14 DAY TRIAL // According to a recently published study, Turkey recorded a larger number of infections with Sality and Gameover Zeus when compared to the 28 European Union (EU) member countries.
The research, conducted by CSIS Security Group in Denmark, showed that in the case of both botnets, Turkey recorded more infections per 1,000 users with Internet connection than the average of all EU countries in the Q1 period of the year.
In the case of Sality, the number was 4.8 times higher, while for Gameover Zeus the amount of affected computers was 1.2 times larger.
It is important to note that 47% of Turkey’s population is connected to the Internet, a percentage that is way under the numbers for Denmark or Netherlands, where 96% of the citizens benefit from this service.
Compared to Germany, “Turkey has 37 times more Sality and 1.6 times more Zeus Gameover infections per 1,000 users,” says the report from researcher Stefan Frei.
The comparison of the data from the two countries has been done because they both have roughly the same population but differ as far as Internet connectivity is concerned, the Germans enjoying the service being about twice more than the Turks.
As far as the cybercriminals' preference for attacking Turkey, the reasoning is pretty simple as the country does not yet benefit from proper cyber security, which makes it a weaker target offering an increased success.

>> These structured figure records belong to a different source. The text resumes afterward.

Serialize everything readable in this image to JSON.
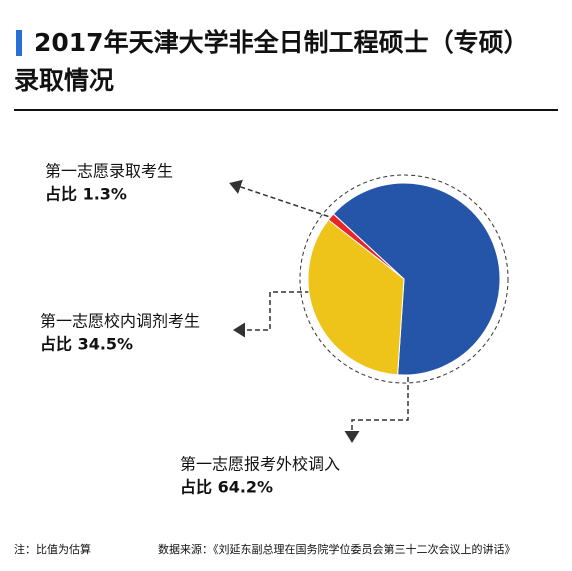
{
  "chart_data": {
    "type": "pie",
    "title": [
      "2017年天津大学非全日制工程硕士（专硕）",
      "录取情况"
    ],
    "categories": [
      "第一志愿录取考生",
      "第一志愿报考外校调入",
      "第一志愿校内调剂考生"
    ],
    "values": [
      1.3,
      64.2,
      34.5
    ],
    "value_labels": [
      "占比 1.3%",
      "占比 64.2%",
      "占比 34.5%"
    ],
    "colors": [
      "#e8262a",
      "#2455a8",
      "#eec41b"
    ],
    "note": "注：比值为估算",
    "source": "数据来源：《刘延东副总理在国务院学位委员会第三十二次会议上的讲话》"
  }
}
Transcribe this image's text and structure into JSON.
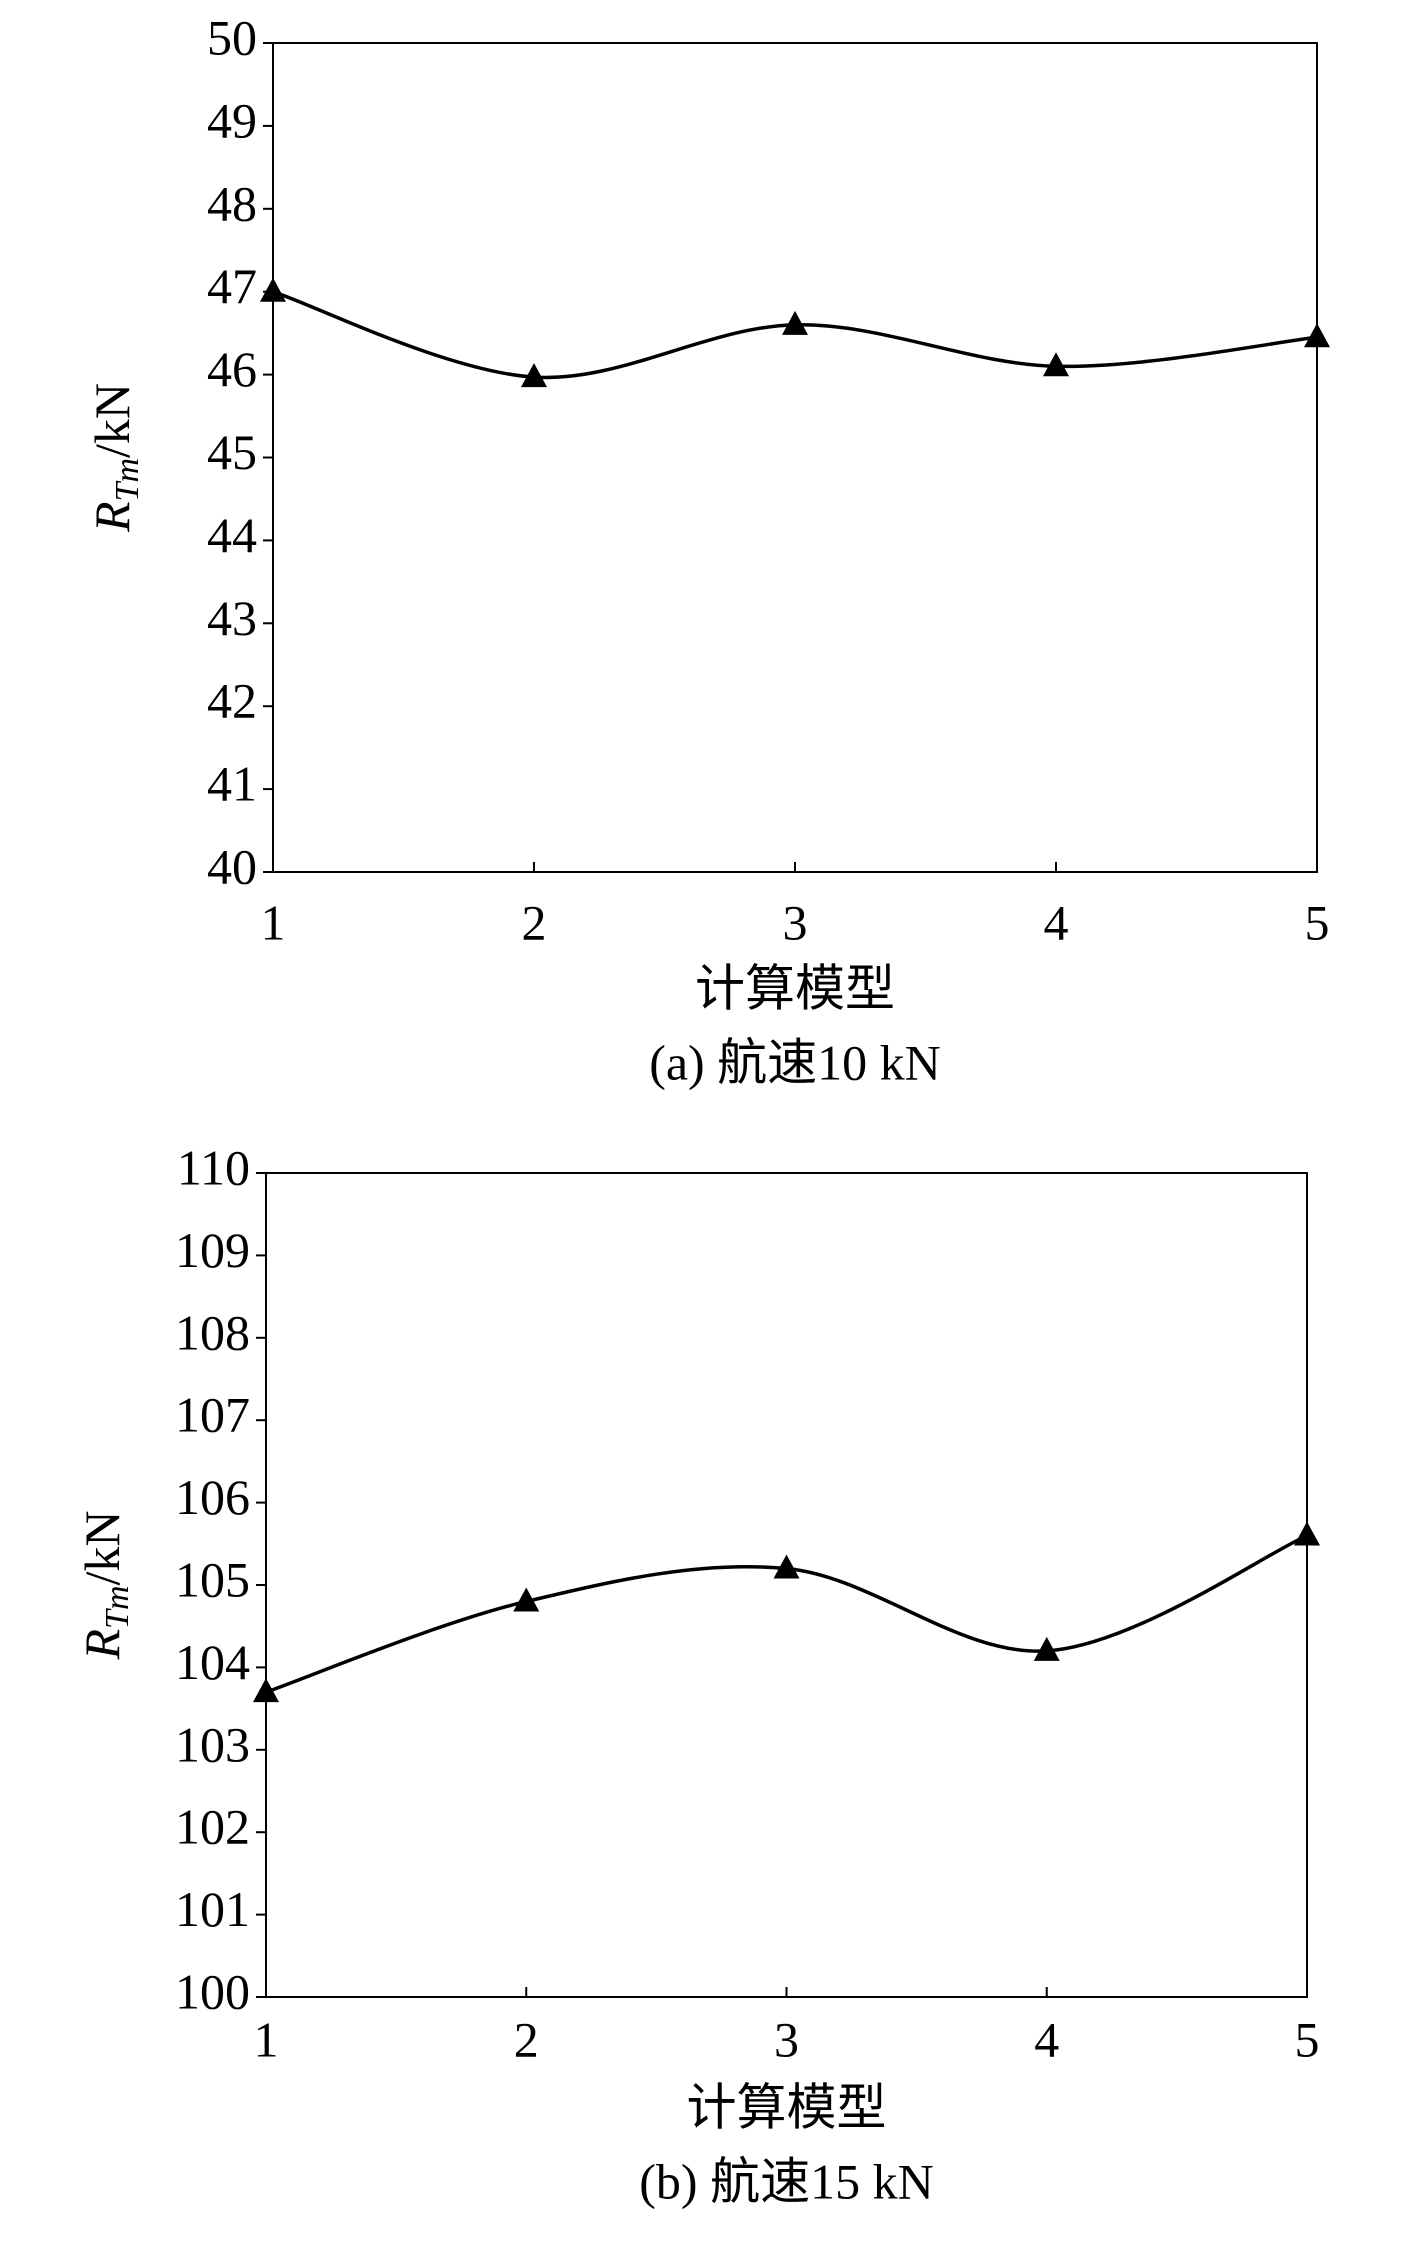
{
  "chart_data": [
    {
      "type": "line",
      "caption": "(a) 航速10 kN",
      "xlabel": "计算模型",
      "ylabel_symbol": "R",
      "ylabel_subscript": "Tm",
      "ylabel_unit": "/kN",
      "x": [
        1,
        2,
        3,
        4,
        5
      ],
      "series": [
        {
          "color": "#000000",
          "values": [
            47.0,
            45.97,
            46.6,
            46.1,
            46.45
          ]
        }
      ],
      "xlim": [
        1,
        5
      ],
      "xticks": [
        1,
        2,
        3,
        4,
        5
      ],
      "ylim": [
        40,
        50
      ],
      "yticks": [
        40,
        41,
        42,
        43,
        44,
        45,
        46,
        47,
        48,
        49,
        50
      ]
    },
    {
      "type": "line",
      "caption": "(b) 航速15 kN",
      "xlabel": "计算模型",
      "ylabel_symbol": "R",
      "ylabel_subscript": "Tm",
      "ylabel_unit": "/kN",
      "x": [
        1,
        2,
        3,
        4,
        5
      ],
      "series": [
        {
          "color": "#000000",
          "values": [
            103.7,
            104.8,
            105.2,
            104.2,
            105.6
          ]
        }
      ],
      "xlim": [
        1,
        5
      ],
      "xticks": [
        1,
        2,
        3,
        4,
        5
      ],
      "ylim": [
        100,
        110
      ],
      "yticks": [
        100,
        101,
        102,
        103,
        104,
        105,
        106,
        107,
        108,
        109,
        110
      ]
    }
  ]
}
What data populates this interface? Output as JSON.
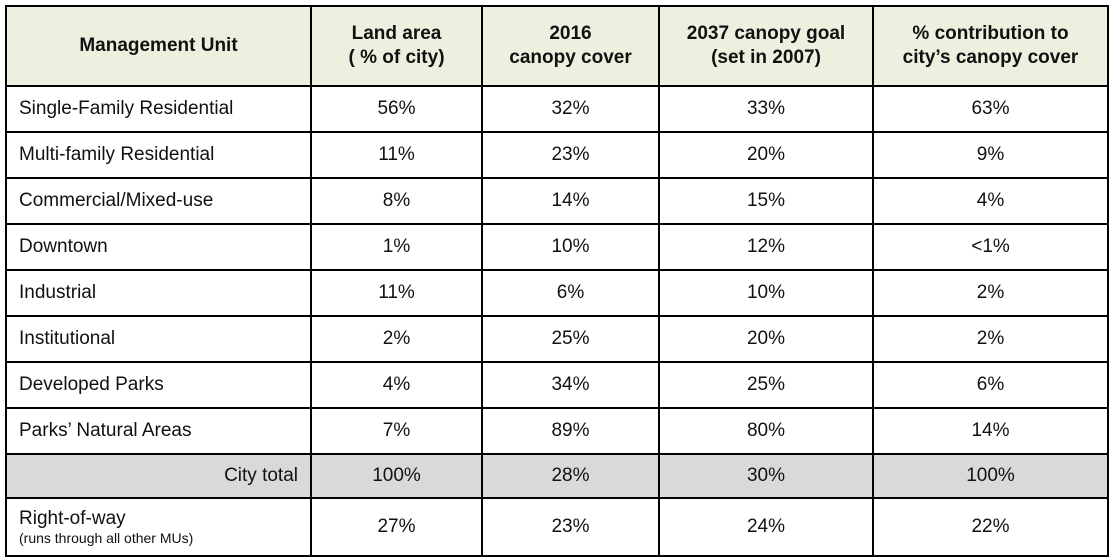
{
  "table": {
    "headers": [
      {
        "line1": "Management Unit",
        "line2": ""
      },
      {
        "line1": "Land area",
        "line2": "( % of city)"
      },
      {
        "line1": "2016",
        "line2": "canopy cover"
      },
      {
        "line1": "2037 canopy goal",
        "line2": "(set in 2007)"
      },
      {
        "line1": "% contribution to",
        "line2": "city’s  canopy cover"
      }
    ],
    "rows": [
      {
        "unit": "Single-Family Residential",
        "land": "56%",
        "cover": "32%",
        "goal": "33%",
        "contribution": "63%"
      },
      {
        "unit": "Multi-family Residential",
        "land": "11%",
        "cover": "23%",
        "goal": "20%",
        "contribution": "9%"
      },
      {
        "unit": "Commercial/Mixed-use",
        "land": "8%",
        "cover": "14%",
        "goal": "15%",
        "contribution": "4%"
      },
      {
        "unit": "Downtown",
        "land": "1%",
        "cover": "10%",
        "goal": "12%",
        "contribution": "<1%"
      },
      {
        "unit": "Industrial",
        "land": "11%",
        "cover": "6%",
        "goal": "10%",
        "contribution": "2%"
      },
      {
        "unit": "Institutional",
        "land": "2%",
        "cover": "25%",
        "goal": "20%",
        "contribution": "2%"
      },
      {
        "unit": "Developed Parks",
        "land": "4%",
        "cover": "34%",
        "goal": "25%",
        "contribution": "6%"
      },
      {
        "unit": "Parks’ Natural Areas",
        "land": "7%",
        "cover": "89%",
        "goal": "80%",
        "contribution": "14%"
      }
    ],
    "total": {
      "unit": "City total",
      "land": "100%",
      "cover": "28%",
      "goal": "30%",
      "contribution": "100%"
    },
    "right_of_way": {
      "unit": "Right-of-way",
      "note": "(runs through all other MUs)",
      "land": "27%",
      "cover": "23%",
      "goal": "24%",
      "contribution": "22%"
    }
  }
}
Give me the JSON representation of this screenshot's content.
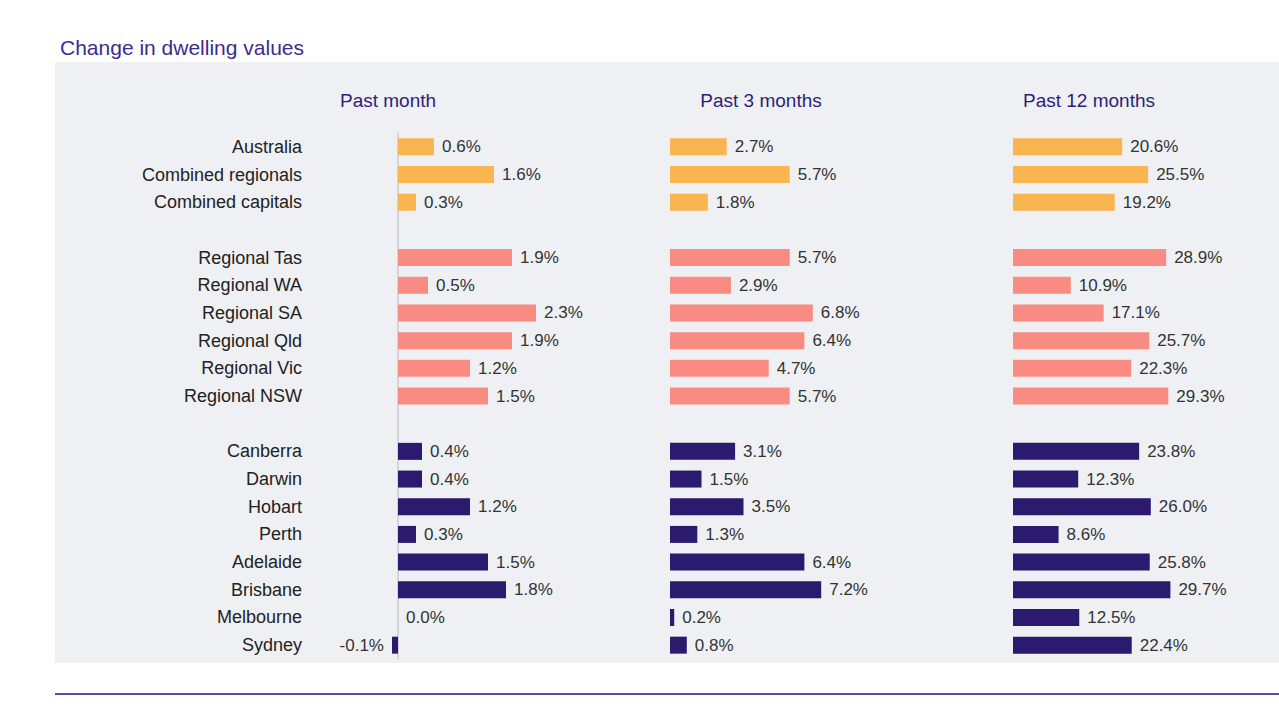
{
  "title": "Change in dwelling values",
  "chart_data": [
    {
      "type": "bar",
      "title": "Past month",
      "orientation": "horizontal",
      "data_labels": true,
      "tick_labels": "y",
      "grid": false,
      "categories": [
        "Australia",
        "Combined regionals",
        "Combined capitals",
        null,
        "Regional Tas",
        "Regional WA",
        "Regional SA",
        "Regional Qld",
        "Regional Vic",
        "Regional NSW",
        null,
        "Canberra",
        "Darwin",
        "Hobart",
        "Perth",
        "Adelaide",
        "Brisbane",
        "Melbourne",
        "Sydney"
      ],
      "values": [
        0.6,
        1.6,
        0.3,
        null,
        1.9,
        0.5,
        2.3,
        1.9,
        1.2,
        1.5,
        null,
        0.4,
        0.4,
        1.2,
        0.3,
        1.5,
        1.8,
        0.0,
        -0.1
      ],
      "value_labels": [
        "0.6%",
        "1.6%",
        "0.3%",
        null,
        "1.9%",
        "0.5%",
        "2.3%",
        "1.9%",
        "1.2%",
        "1.5%",
        null,
        "0.4%",
        "0.4%",
        "1.2%",
        "0.3%",
        "1.5%",
        "1.8%",
        "0.0%",
        "-0.1%"
      ],
      "colors": [
        "#f9b54f",
        "#f9b54f",
        "#f9b54f",
        null,
        "#f98b82",
        "#f98b82",
        "#f98b82",
        "#f98b82",
        "#f98b82",
        "#f98b82",
        null,
        "#2b1a6e",
        "#2b1a6e",
        "#2b1a6e",
        "#2b1a6e",
        "#2b1a6e",
        "#2b1a6e",
        "#2b1a6e",
        "#2b1a6e"
      ],
      "xlim": [
        -0.5,
        3.0
      ]
    },
    {
      "type": "bar",
      "title": "Past 3 months",
      "orientation": "horizontal",
      "data_labels": true,
      "tick_labels": false,
      "grid": false,
      "categories": [
        "Australia",
        "Combined regionals",
        "Combined capitals",
        null,
        "Regional Tas",
        "Regional WA",
        "Regional SA",
        "Regional Qld",
        "Regional Vic",
        "Regional NSW",
        null,
        "Canberra",
        "Darwin",
        "Hobart",
        "Perth",
        "Adelaide",
        "Brisbane",
        "Melbourne",
        "Sydney"
      ],
      "values": [
        2.7,
        5.7,
        1.8,
        null,
        5.7,
        2.9,
        6.8,
        6.4,
        4.7,
        5.7,
        null,
        3.1,
        1.5,
        3.5,
        1.3,
        6.4,
        7.2,
        0.2,
        0.8
      ],
      "value_labels": [
        "2.7%",
        "5.7%",
        "1.8%",
        null,
        "5.7%",
        "2.9%",
        "6.8%",
        "6.4%",
        "4.7%",
        "5.7%",
        null,
        "3.1%",
        "1.5%",
        "3.5%",
        "1.3%",
        "6.4%",
        "7.2%",
        "0.2%",
        "0.8%"
      ],
      "colors": [
        "#f9b54f",
        "#f9b54f",
        "#f9b54f",
        null,
        "#f98b82",
        "#f98b82",
        "#f98b82",
        "#f98b82",
        "#f98b82",
        "#f98b82",
        null,
        "#2b1a6e",
        "#2b1a6e",
        "#2b1a6e",
        "#2b1a6e",
        "#2b1a6e",
        "#2b1a6e",
        "#2b1a6e",
        "#2b1a6e"
      ],
      "xlim": [
        0,
        10
      ]
    },
    {
      "type": "bar",
      "title": "Past 12 months",
      "orientation": "horizontal",
      "data_labels": true,
      "tick_labels": false,
      "grid": false,
      "categories": [
        "Australia",
        "Combined regionals",
        "Combined capitals",
        null,
        "Regional Tas",
        "Regional WA",
        "Regional SA",
        "Regional Qld",
        "Regional Vic",
        "Regional NSW",
        null,
        "Canberra",
        "Darwin",
        "Hobart",
        "Perth",
        "Adelaide",
        "Brisbane",
        "Melbourne",
        "Sydney"
      ],
      "values": [
        20.6,
        25.5,
        19.2,
        null,
        28.9,
        10.9,
        17.1,
        25.7,
        22.3,
        29.3,
        null,
        23.8,
        12.3,
        26.0,
        8.6,
        25.8,
        29.7,
        12.5,
        22.4
      ],
      "value_labels": [
        "20.6%",
        "25.5%",
        "19.2%",
        null,
        "28.9%",
        "10.9%",
        "17.1%",
        "25.7%",
        "22.3%",
        "29.3%",
        null,
        "23.8%",
        "12.3%",
        "26.0%",
        "8.6%",
        "25.8%",
        "29.7%",
        "12.5%",
        "22.4%"
      ],
      "colors": [
        "#f9b54f",
        "#f9b54f",
        "#f9b54f",
        null,
        "#f98b82",
        "#f98b82",
        "#f98b82",
        "#f98b82",
        "#f98b82",
        "#f98b82",
        null,
        "#2b1a6e",
        "#2b1a6e",
        "#2b1a6e",
        "#2b1a6e",
        "#2b1a6e",
        "#2b1a6e",
        "#2b1a6e",
        "#2b1a6e"
      ],
      "xlim": [
        0,
        40
      ]
    }
  ]
}
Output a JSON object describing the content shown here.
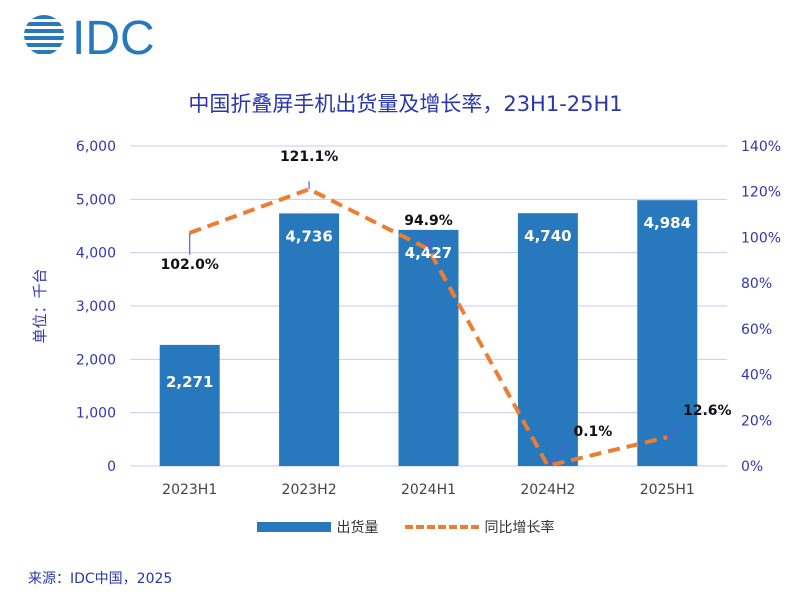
{
  "logo": {
    "text": "IDC",
    "color": "#2878bd"
  },
  "title": "中国折叠屏手机出货量及增长率，23H1-25H1",
  "source": "来源：IDC中国，2025",
  "colors": {
    "bar": "#2878bd",
    "line": "#ed7d31",
    "axis_text": "#3535b0",
    "grid": "#c9c9f2",
    "leader": "#5a5ae0"
  },
  "chart_data": {
    "type": "bar+line",
    "title": "中国折叠屏手机出货量及增长率，23H1-25H1",
    "categories": [
      "2023H1",
      "2023H2",
      "2024H1",
      "2024H2",
      "2025H1"
    ],
    "ylabel": "单位：千台",
    "ylim": [
      0,
      6000
    ],
    "y2lim": [
      0,
      140
    ],
    "yticks": [
      "0",
      "1,000",
      "2,000",
      "3,000",
      "4,000",
      "5,000",
      "6,000"
    ],
    "y2ticks": [
      "0%",
      "20%",
      "40%",
      "60%",
      "80%",
      "100%",
      "120%",
      "140%"
    ],
    "grid": true,
    "legend_position": "bottom",
    "series": [
      {
        "name": "出货量",
        "type": "bar",
        "axis": "left",
        "values": [
          2271,
          4736,
          4427,
          4740,
          4984
        ],
        "labels": [
          "2,271",
          "4,736",
          "4,427",
          "4,740",
          "4,984"
        ]
      },
      {
        "name": "同比增长率",
        "type": "line",
        "axis": "right",
        "values": [
          102.0,
          121.1,
          94.9,
          0.1,
          12.6
        ],
        "labels": [
          "102.0%",
          "121.1%",
          "94.9%",
          "0.1%",
          "12.6%"
        ]
      }
    ]
  }
}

One piece of evidence for this is that “Turkey has more than twice the marketshare of the outdated and insecure Windows XP operating system when compared to Germany,” according to the report.
The number of Gameover Zeus infections alone reported by CSIS for Turkey is 91,286, while for Sality the figure is 65,244.
The organization noted that in the first quarter of 2014 6.6 million IP addresses of computers affected by the two malware families connected to their sinkholes. The requests came from over 200 countries.
From these, between 1,000 and 1,500 Sality-laden machines in Turkey sought instructions on a daily basis.
CSIS warns that enterprises have to be take into consideration that some of the clients they do business with may have been compromised by malware and, as such, there is the risk of their own infrastructrure getting infected.
“Enterprises should respond to a breach with a well defined process rather than considering it to be an exception,” write the researchers. Moreover, their efforts for increased security should include a partnership with industry players for improving real time intelligence as far as the risk are concerned.